Около столовой меня остановила худенькая долгоносая женщина с черными, без блеска волосами, насунутыми, словно чепец, на желтое лицо. Одета она была тоже в желтый с черными полосами джемпер, и это делало ее похожей на большую трудолюбивую пчелу.

— У тебя, хлопчик, зубы болят?

Я скосоротился как мог, невнятно промычал:

— Угу.

— Идем ко мне в амбулаторию, я гляну. Я никак не ожидал найти в колонии амбулаторию и упал духом. Делать ничего не оставалось, я последовал за докторшей, точно карась за удочкой.

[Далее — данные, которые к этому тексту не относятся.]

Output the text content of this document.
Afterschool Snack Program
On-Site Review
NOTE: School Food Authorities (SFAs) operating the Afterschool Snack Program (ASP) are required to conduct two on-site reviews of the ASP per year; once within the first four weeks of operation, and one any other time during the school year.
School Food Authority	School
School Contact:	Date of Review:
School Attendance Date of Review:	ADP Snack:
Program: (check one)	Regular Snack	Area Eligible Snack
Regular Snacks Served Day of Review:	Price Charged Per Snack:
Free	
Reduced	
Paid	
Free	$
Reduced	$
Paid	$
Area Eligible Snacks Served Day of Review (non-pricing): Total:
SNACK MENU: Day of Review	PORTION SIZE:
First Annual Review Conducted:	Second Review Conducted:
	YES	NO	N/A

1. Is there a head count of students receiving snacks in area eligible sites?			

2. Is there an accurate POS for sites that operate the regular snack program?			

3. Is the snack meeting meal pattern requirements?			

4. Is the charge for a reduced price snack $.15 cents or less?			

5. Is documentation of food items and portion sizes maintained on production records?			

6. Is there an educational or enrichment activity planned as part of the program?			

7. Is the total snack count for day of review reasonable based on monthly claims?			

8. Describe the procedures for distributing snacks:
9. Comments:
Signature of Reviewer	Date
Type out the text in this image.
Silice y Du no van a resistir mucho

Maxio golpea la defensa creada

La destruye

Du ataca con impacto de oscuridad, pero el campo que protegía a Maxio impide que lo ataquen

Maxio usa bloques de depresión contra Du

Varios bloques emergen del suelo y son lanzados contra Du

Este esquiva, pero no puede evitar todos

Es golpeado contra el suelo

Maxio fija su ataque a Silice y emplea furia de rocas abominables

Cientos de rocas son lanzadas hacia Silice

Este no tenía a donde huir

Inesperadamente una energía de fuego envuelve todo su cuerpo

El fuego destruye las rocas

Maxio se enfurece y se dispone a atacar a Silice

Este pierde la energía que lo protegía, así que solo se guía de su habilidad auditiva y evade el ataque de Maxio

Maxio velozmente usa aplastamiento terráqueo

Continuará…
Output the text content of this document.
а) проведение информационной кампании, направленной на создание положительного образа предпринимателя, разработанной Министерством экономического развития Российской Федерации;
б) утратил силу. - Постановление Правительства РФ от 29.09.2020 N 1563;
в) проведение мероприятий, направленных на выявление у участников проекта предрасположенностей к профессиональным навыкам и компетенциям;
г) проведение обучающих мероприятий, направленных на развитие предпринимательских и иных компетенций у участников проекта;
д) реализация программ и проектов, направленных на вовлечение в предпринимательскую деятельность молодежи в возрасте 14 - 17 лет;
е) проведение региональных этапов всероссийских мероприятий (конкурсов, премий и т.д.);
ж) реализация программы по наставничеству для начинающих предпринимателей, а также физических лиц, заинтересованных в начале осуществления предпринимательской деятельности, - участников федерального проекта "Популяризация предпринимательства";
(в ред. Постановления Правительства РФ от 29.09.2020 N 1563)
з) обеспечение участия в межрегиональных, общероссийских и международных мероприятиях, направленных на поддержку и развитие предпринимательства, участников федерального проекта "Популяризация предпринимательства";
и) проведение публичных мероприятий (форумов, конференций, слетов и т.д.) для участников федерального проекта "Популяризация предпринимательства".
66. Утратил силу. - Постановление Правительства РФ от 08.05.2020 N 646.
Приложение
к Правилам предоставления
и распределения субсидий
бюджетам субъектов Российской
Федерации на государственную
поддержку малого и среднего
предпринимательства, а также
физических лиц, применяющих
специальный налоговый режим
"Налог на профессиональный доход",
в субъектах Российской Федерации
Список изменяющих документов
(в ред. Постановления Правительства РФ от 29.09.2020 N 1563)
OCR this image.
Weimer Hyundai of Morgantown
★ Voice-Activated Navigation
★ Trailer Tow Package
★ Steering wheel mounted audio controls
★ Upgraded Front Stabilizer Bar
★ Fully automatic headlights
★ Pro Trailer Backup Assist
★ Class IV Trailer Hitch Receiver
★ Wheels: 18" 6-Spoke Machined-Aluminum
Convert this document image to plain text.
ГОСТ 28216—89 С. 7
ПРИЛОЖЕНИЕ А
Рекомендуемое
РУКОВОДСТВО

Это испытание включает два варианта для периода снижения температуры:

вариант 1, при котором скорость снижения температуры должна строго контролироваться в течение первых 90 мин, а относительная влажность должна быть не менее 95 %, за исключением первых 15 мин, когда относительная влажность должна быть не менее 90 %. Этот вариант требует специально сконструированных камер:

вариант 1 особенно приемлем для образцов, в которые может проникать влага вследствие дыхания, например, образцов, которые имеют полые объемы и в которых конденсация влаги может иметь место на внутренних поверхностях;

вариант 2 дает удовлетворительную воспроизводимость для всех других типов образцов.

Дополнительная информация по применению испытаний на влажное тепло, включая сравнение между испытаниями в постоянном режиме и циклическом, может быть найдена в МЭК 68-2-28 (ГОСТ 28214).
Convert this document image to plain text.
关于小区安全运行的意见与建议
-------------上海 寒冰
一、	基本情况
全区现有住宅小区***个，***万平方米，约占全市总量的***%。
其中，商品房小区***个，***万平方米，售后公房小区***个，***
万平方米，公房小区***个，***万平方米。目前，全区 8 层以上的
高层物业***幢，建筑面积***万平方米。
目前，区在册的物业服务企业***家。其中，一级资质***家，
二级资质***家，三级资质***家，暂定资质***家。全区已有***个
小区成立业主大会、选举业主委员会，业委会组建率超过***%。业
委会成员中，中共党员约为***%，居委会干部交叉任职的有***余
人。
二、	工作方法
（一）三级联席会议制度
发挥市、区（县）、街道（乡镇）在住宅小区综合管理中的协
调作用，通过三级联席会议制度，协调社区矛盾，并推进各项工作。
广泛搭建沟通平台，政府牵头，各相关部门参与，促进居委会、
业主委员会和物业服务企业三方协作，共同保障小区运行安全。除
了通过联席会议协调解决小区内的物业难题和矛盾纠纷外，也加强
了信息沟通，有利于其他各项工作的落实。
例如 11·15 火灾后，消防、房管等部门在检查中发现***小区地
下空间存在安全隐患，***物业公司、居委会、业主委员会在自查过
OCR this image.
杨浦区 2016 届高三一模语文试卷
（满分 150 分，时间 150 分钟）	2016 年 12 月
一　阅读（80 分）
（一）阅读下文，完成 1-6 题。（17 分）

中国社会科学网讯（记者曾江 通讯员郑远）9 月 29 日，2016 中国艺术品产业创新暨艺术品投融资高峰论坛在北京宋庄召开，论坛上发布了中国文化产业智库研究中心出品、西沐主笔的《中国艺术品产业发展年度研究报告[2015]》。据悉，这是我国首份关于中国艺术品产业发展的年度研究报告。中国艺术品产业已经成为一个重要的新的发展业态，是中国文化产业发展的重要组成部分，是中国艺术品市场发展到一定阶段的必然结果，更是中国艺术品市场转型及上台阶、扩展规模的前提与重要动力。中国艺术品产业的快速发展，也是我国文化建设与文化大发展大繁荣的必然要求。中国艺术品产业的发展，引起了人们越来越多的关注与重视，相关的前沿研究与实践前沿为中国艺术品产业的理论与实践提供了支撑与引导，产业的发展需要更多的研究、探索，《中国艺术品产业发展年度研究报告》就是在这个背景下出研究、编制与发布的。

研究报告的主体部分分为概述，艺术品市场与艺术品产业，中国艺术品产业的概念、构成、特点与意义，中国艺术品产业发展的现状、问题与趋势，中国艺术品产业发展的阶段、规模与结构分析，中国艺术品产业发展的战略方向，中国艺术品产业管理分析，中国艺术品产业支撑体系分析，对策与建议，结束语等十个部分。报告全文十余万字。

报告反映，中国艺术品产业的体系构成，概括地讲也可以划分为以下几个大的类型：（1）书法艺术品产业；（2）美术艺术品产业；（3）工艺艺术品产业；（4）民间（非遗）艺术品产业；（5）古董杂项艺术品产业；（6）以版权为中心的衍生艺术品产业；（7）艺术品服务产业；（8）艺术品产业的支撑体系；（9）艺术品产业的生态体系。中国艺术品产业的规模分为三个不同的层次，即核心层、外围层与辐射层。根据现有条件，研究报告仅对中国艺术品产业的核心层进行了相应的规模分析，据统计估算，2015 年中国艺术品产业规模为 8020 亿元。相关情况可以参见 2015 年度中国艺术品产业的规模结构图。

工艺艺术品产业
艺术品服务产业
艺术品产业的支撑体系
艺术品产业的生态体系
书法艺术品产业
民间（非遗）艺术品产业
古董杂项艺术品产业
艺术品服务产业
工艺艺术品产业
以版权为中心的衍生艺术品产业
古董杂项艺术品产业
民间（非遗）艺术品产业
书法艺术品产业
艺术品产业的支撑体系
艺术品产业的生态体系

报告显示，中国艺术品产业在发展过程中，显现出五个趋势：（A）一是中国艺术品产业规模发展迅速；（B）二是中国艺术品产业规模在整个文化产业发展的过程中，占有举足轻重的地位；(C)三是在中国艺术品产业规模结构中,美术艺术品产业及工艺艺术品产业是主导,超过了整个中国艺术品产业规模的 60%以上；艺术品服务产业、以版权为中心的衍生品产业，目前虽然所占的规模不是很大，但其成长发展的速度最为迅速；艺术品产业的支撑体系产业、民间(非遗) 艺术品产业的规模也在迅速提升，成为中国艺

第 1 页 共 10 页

На втором этаже, в комнате с топчаном, застеленным белой клеенкой, она велела мне сесть на табурет и снять повязку.

— Странно, — сказала докторша, гак глубоко засунув мне в рот маленькое зеркальце на длинной ножке, что я начал давиться. — У тебя, хлопчик, никакого признака флюса. Да не вертись же ты, пожалуйста, и открой рот пошире: не бойся, я совсем не собираюсь к тебе туда залезать.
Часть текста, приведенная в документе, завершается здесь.